This is termed “viveka” or “discrimination” in the language of Advaita Vedanta.
What’s An Example?
“I am deeply alone.”
Here, “I” or “I am”–which is nothing but awareness–seems to have gotten itself mixed up with the predicate (“deeply alone’) such that it feels as if I really am alone.
Consequently, I’ll keep “playing the part of the lonely person.”
- I’ll feel as if I don’t belong.
- I’ll pursue actions that make me feel less alone (e.g., by drinking).
- I’ll join clubs–but still feel alienated.
- I’ll feel sorry for myself.
- And so on.
Introducing The Witness Aspect Of The Awareness Teaching
We’re not moving onto the remedy. It will require genuine knowledge.
Below, I provide a slightly modified account of what I offered yesterday.
Fact #1: Awareness exists.
- Exercise here.
Fact #2: Awareness is like the seer and objective experiences (thoughts, feelings, perceptions, and sensations) are like the seen.
- This is the witness teaching.
- Put differently: objective experiences appear to awareness.
- Hearing, for instance, cannot arise unless it arises–or appears to–awareness.
- More here.
Fact #3: Awareness is the primary element in all experience.
- Thinking, for instance, is not primary because it comes and goes.
- But awareness does not disappear when a thought disappears. In fact, awareness remains as the background when thinking is appearing–and when thinking is disappearing.
- Moreover, awareness remains in the absence of all objective experiences–i.e., in the absence of thinking, feeling, sensing, and perceiving.
Fact #4: Awareness is unchanging while experiences change.
- Thoughts, sensations (cf. Goenka), and perceptions all change. Verify this.
- However, awareness does not change; as such, it is changeless.
So What?
- Check: if awareness is the background “seer” and if awareness doesn’t change, then how could it be in any way impacted, affected, altered, modified, stained, tainted, or–indeed–hurt by the rising and falling of any objective experience?

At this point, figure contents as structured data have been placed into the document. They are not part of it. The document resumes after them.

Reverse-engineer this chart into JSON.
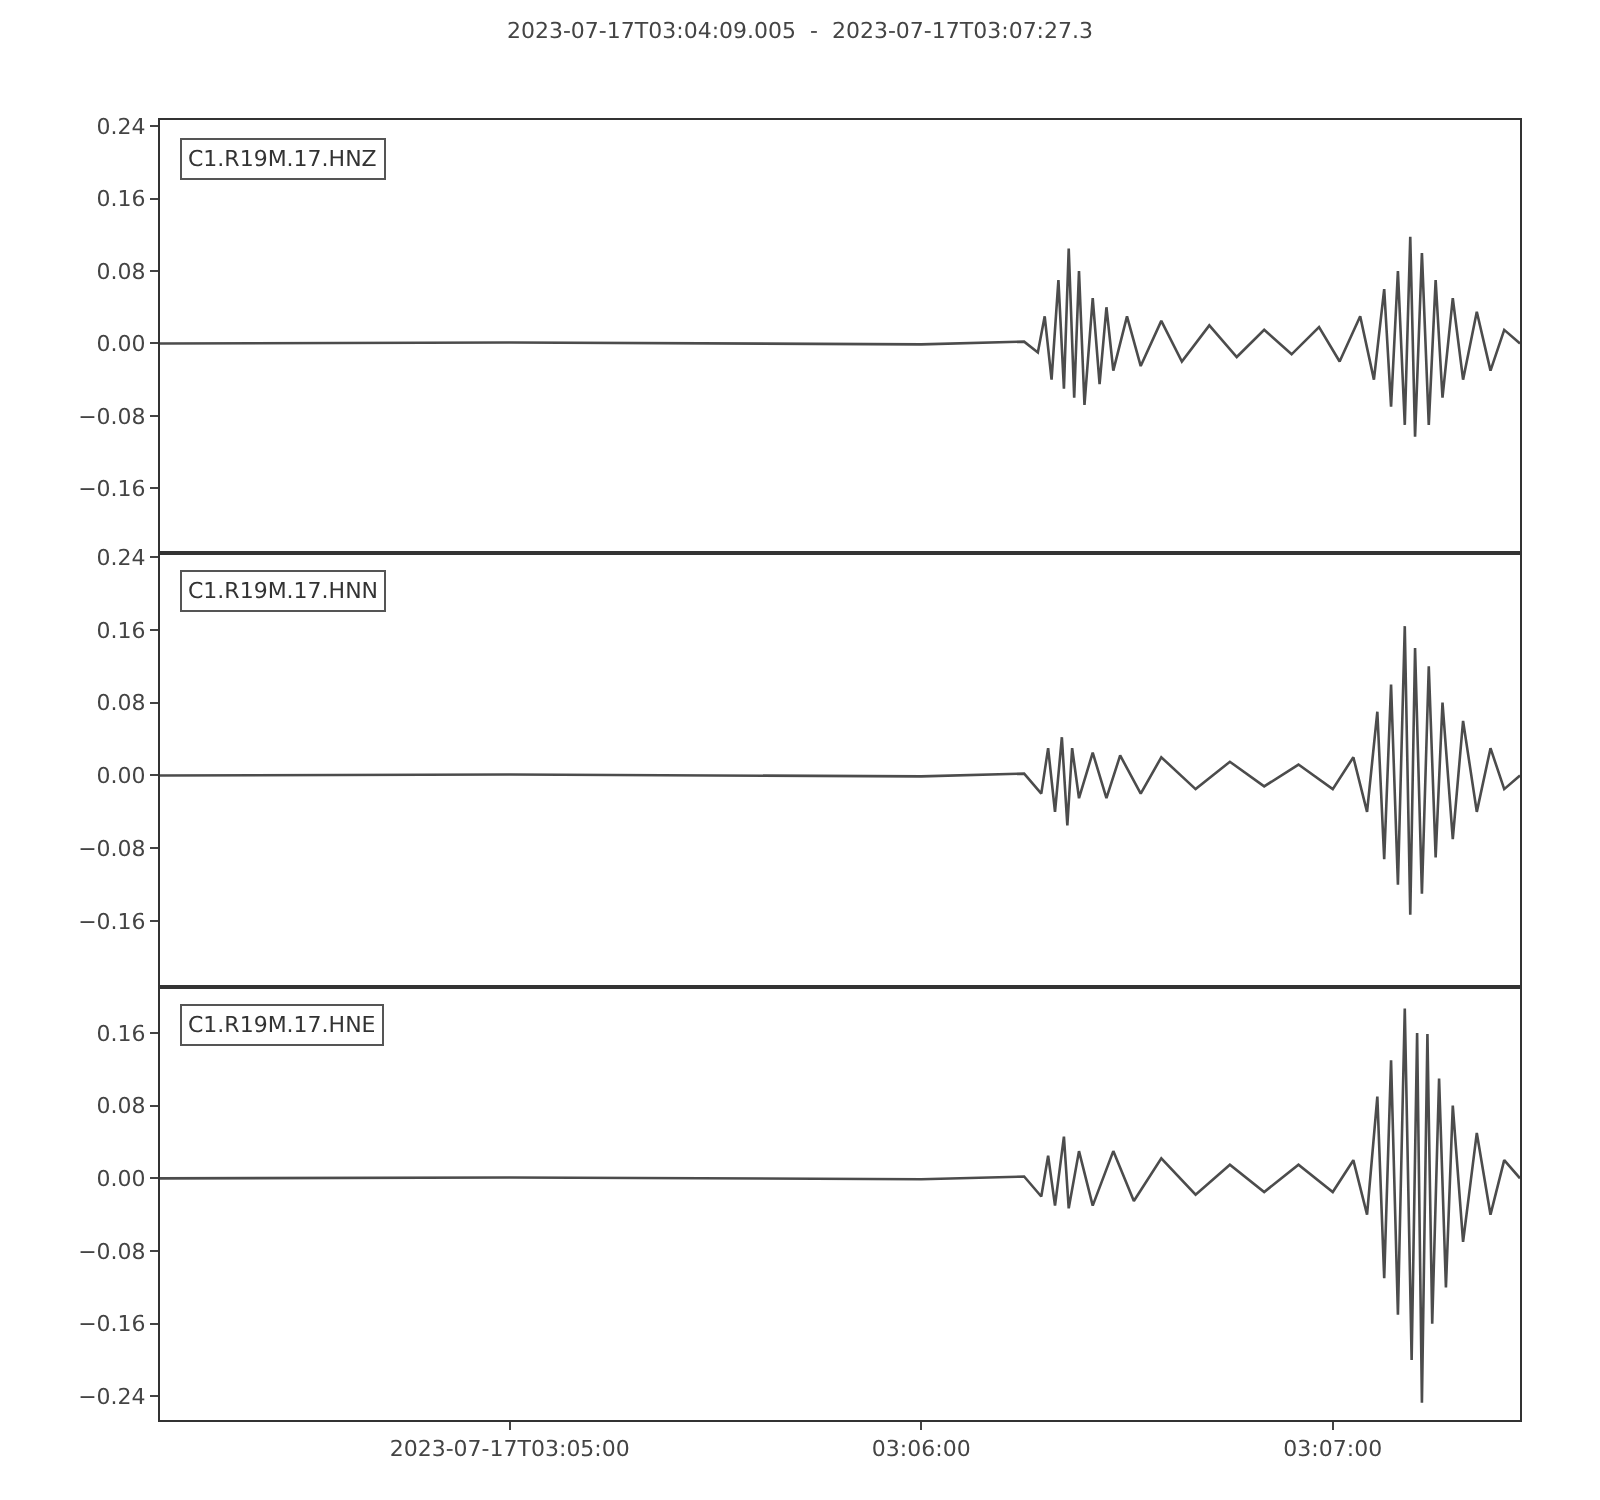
{
  "chart_data": [
    {
      "type": "line",
      "title": "2023-07-17T03:04:09.005  -  2023-07-17T03:07:27.3",
      "annotations": [
        "C1.R19M.17.HNZ"
      ],
      "grid": false,
      "marker": "none",
      "line_style": "solid",
      "tick_labels": "y",
      "xlim": [
        "2023-07-17T03:04:09.005",
        "2023-07-17T03:07:27.3"
      ],
      "ylim": [
        -0.232,
        0.247
      ],
      "yticks": [
        {
          "value": 0.24,
          "label": "0.24"
        },
        {
          "value": 0.16,
          "label": "0.16"
        },
        {
          "value": 0.08,
          "label": "0.08"
        },
        {
          "value": 0,
          "label": "0.00"
        },
        {
          "value": -0.08,
          "label": "−0.08"
        },
        {
          "value": -0.16,
          "label": "−0.16"
        }
      ],
      "series": [
        {
          "color": "#4c4c4c",
          "x": [
            "2023-07-17T03:04:09.005",
            "2023-07-17T03:05:00",
            "2023-07-17T03:06:00",
            "2023-07-17T03:06:15",
            "2023-07-17T03:06:17",
            "2023-07-17T03:06:18",
            "2023-07-17T03:06:19",
            "2023-07-17T03:06:20",
            "2023-07-17T03:06:20.8",
            "2023-07-17T03:06:21.5",
            "2023-07-17T03:06:22.3",
            "2023-07-17T03:06:23",
            "2023-07-17T03:06:23.8",
            "2023-07-17T03:06:25",
            "2023-07-17T03:06:26",
            "2023-07-17T03:06:27",
            "2023-07-17T03:06:28",
            "2023-07-17T03:06:30",
            "2023-07-17T03:06:32",
            "2023-07-17T03:06:35",
            "2023-07-17T03:06:38",
            "2023-07-17T03:06:42",
            "2023-07-17T03:06:46",
            "2023-07-17T03:06:50",
            "2023-07-17T03:06:54",
            "2023-07-17T03:06:58",
            "2023-07-17T03:07:01",
            "2023-07-17T03:07:04",
            "2023-07-17T03:07:06",
            "2023-07-17T03:07:07.5",
            "2023-07-17T03:07:08.5",
            "2023-07-17T03:07:09.5",
            "2023-07-17T03:07:10.5",
            "2023-07-17T03:07:11.3",
            "2023-07-17T03:07:12",
            "2023-07-17T03:07:13",
            "2023-07-17T03:07:14",
            "2023-07-17T03:07:15",
            "2023-07-17T03:07:16",
            "2023-07-17T03:07:17.5",
            "2023-07-17T03:07:19",
            "2023-07-17T03:07:21",
            "2023-07-17T03:07:23",
            "2023-07-17T03:07:25",
            "2023-07-17T03:07:27.3"
          ],
          "values": [
            0,
            0.001,
            -0.001,
            0.002,
            -0.01,
            0.03,
            -0.04,
            0.07,
            -0.05,
            0.105,
            -0.06,
            0.08,
            -0.068,
            0.05,
            -0.045,
            0.04,
            -0.03,
            0.03,
            -0.025,
            0.025,
            -0.02,
            0.02,
            -0.015,
            0.015,
            -0.012,
            0.018,
            -0.02,
            0.03,
            -0.04,
            0.06,
            -0.07,
            0.08,
            -0.09,
            0.118,
            -0.103,
            0.1,
            -0.09,
            0.07,
            -0.06,
            0.05,
            -0.04,
            0.035,
            -0.03,
            0.015,
            0
          ]
        }
      ]
    },
    {
      "type": "line",
      "annotations": [
        "C1.R19M.17.HNN"
      ],
      "grid": false,
      "marker": "none",
      "line_style": "solid",
      "tick_labels": "y",
      "xlim": [
        "2023-07-17T03:04:09.005",
        "2023-07-17T03:07:27.3"
      ],
      "ylim": [
        -0.232,
        0.244
      ],
      "yticks": [
        {
          "value": 0.24,
          "label": "0.24"
        },
        {
          "value": 0.16,
          "label": "0.16"
        },
        {
          "value": 0.08,
          "label": "0.08"
        },
        {
          "value": 0,
          "label": "0.00"
        },
        {
          "value": -0.08,
          "label": "−0.08"
        },
        {
          "value": -0.16,
          "label": "−0.16"
        }
      ],
      "series": [
        {
          "color": "#4c4c4c",
          "x": [
            "2023-07-17T03:04:09.005",
            "2023-07-17T03:05:00",
            "2023-07-17T03:06:00",
            "2023-07-17T03:06:15",
            "2023-07-17T03:06:17.5",
            "2023-07-17T03:06:18.5",
            "2023-07-17T03:06:19.5",
            "2023-07-17T03:06:20.5",
            "2023-07-17T03:06:21.3",
            "2023-07-17T03:06:22",
            "2023-07-17T03:06:23",
            "2023-07-17T03:06:25",
            "2023-07-17T03:06:27",
            "2023-07-17T03:06:29",
            "2023-07-17T03:06:32",
            "2023-07-17T03:06:35",
            "2023-07-17T03:06:40",
            "2023-07-17T03:06:45",
            "2023-07-17T03:06:50",
            "2023-07-17T03:06:55",
            "2023-07-17T03:07:00",
            "2023-07-17T03:07:03",
            "2023-07-17T03:07:05",
            "2023-07-17T03:07:06.5",
            "2023-07-17T03:07:07.5",
            "2023-07-17T03:07:08.5",
            "2023-07-17T03:07:09.5",
            "2023-07-17T03:07:10.5",
            "2023-07-17T03:07:11.3",
            "2023-07-17T03:07:12",
            "2023-07-17T03:07:13",
            "2023-07-17T03:07:14",
            "2023-07-17T03:07:15",
            "2023-07-17T03:07:16",
            "2023-07-17T03:07:17.5",
            "2023-07-17T03:07:19",
            "2023-07-17T03:07:21",
            "2023-07-17T03:07:23",
            "2023-07-17T03:07:25",
            "2023-07-17T03:07:27.3"
          ],
          "values": [
            0,
            0.001,
            -0.001,
            0.002,
            -0.02,
            0.03,
            -0.04,
            0.042,
            -0.055,
            0.03,
            -0.025,
            0.025,
            -0.025,
            0.022,
            -0.02,
            0.02,
            -0.015,
            0.015,
            -0.012,
            0.012,
            -0.015,
            0.02,
            -0.04,
            0.07,
            -0.092,
            0.1,
            -0.12,
            0.164,
            -0.153,
            0.14,
            -0.13,
            0.12,
            -0.09,
            0.08,
            -0.07,
            0.06,
            -0.04,
            0.03,
            -0.015,
            0
          ]
        }
      ]
    },
    {
      "type": "line",
      "annotations": [
        "C1.R19M.17.HNE"
      ],
      "grid": false,
      "marker": "none",
      "line_style": "solid",
      "xlim": [
        "2023-07-17T03:04:09.005",
        "2023-07-17T03:07:27.3"
      ],
      "xticks": [
        {
          "value": "2023-07-17T03:05:00",
          "label": "2023-07-17T03:05:00"
        },
        {
          "value": "2023-07-17T03:06:00",
          "label": "03:06:00"
        },
        {
          "value": "2023-07-17T03:07:00",
          "label": "03:07:00"
        }
      ],
      "ylim": [
        -0.266,
        0.211
      ],
      "yticks": [
        {
          "value": 0.16,
          "label": "0.16"
        },
        {
          "value": 0.08,
          "label": "0.08"
        },
        {
          "value": 0,
          "label": "0.00"
        },
        {
          "value": -0.08,
          "label": "−0.08"
        },
        {
          "value": -0.16,
          "label": "−0.16"
        },
        {
          "value": -0.24,
          "label": "−0.24"
        }
      ],
      "series": [
        {
          "color": "#4c4c4c",
          "x": [
            "2023-07-17T03:04:09.005",
            "2023-07-17T03:05:00",
            "2023-07-17T03:06:00",
            "2023-07-17T03:06:15",
            "2023-07-17T03:06:17.5",
            "2023-07-17T03:06:18.5",
            "2023-07-17T03:06:19.5",
            "2023-07-17T03:06:20.8",
            "2023-07-17T03:06:21.5",
            "2023-07-17T03:06:23",
            "2023-07-17T03:06:25",
            "2023-07-17T03:06:28",
            "2023-07-17T03:06:31",
            "2023-07-17T03:06:35",
            "2023-07-17T03:06:40",
            "2023-07-17T03:06:45",
            "2023-07-17T03:06:50",
            "2023-07-17T03:06:55",
            "2023-07-17T03:07:00",
            "2023-07-17T03:07:03",
            "2023-07-17T03:07:05",
            "2023-07-17T03:07:06.5",
            "2023-07-17T03:07:07.5",
            "2023-07-17T03:07:08.5",
            "2023-07-17T03:07:09.5",
            "2023-07-17T03:07:10.5",
            "2023-07-17T03:07:11.5",
            "2023-07-17T03:07:12.3",
            "2023-07-17T03:07:13",
            "2023-07-17T03:07:13.8",
            "2023-07-17T03:07:14.5",
            "2023-07-17T03:07:15.5",
            "2023-07-17T03:07:16.5",
            "2023-07-17T03:07:17.5",
            "2023-07-17T03:07:19",
            "2023-07-17T03:07:21",
            "2023-07-17T03:07:23",
            "2023-07-17T03:07:25",
            "2023-07-17T03:07:27.3"
          ],
          "values": [
            0,
            0.001,
            -0.001,
            0.002,
            -0.02,
            0.025,
            -0.03,
            0.046,
            -0.033,
            0.03,
            -0.03,
            0.03,
            -0.025,
            0.022,
            -0.018,
            0.015,
            -0.015,
            0.015,
            -0.015,
            0.02,
            -0.04,
            0.09,
            -0.11,
            0.13,
            -0.15,
            0.187,
            -0.2,
            0.16,
            -0.247,
            0.159,
            -0.16,
            0.11,
            -0.12,
            0.08,
            -0.07,
            0.05,
            -0.04,
            0.02,
            0
          ]
        }
      ]
    }
  ]
}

- We say: “What you said really hurt me.” But–technically–hearing cannot hurt awareness, and this is clear when we stand naturally as aware presence.
In due course, it’s slowly understood that awareness, as such, does not (cannot) suffer.
Samskaric Investigation: Introduced
1. The simple proposition is that all suffering requires at least one samskara (or ego-self) on whose behalf this suffering is arising.
2. There are two ways to see through suffering. One is by letting go of attachments and aversions. The other is by going to the root, discovering the ego-self in question, and seeing it dissolve. In what follows, I discuss the latter.
3. There are many samskaras or ego-selves. Each has the same basic structure.
- “I” = awareness
- [psychological predicate]
- I is believed to be this predicate (e.g., “I am worthless”).
4. The point, in brief, will be to discover each samskara and to “unmix” awareness from the content of experience (e.g., “worthless,” “unlovable,” etc.).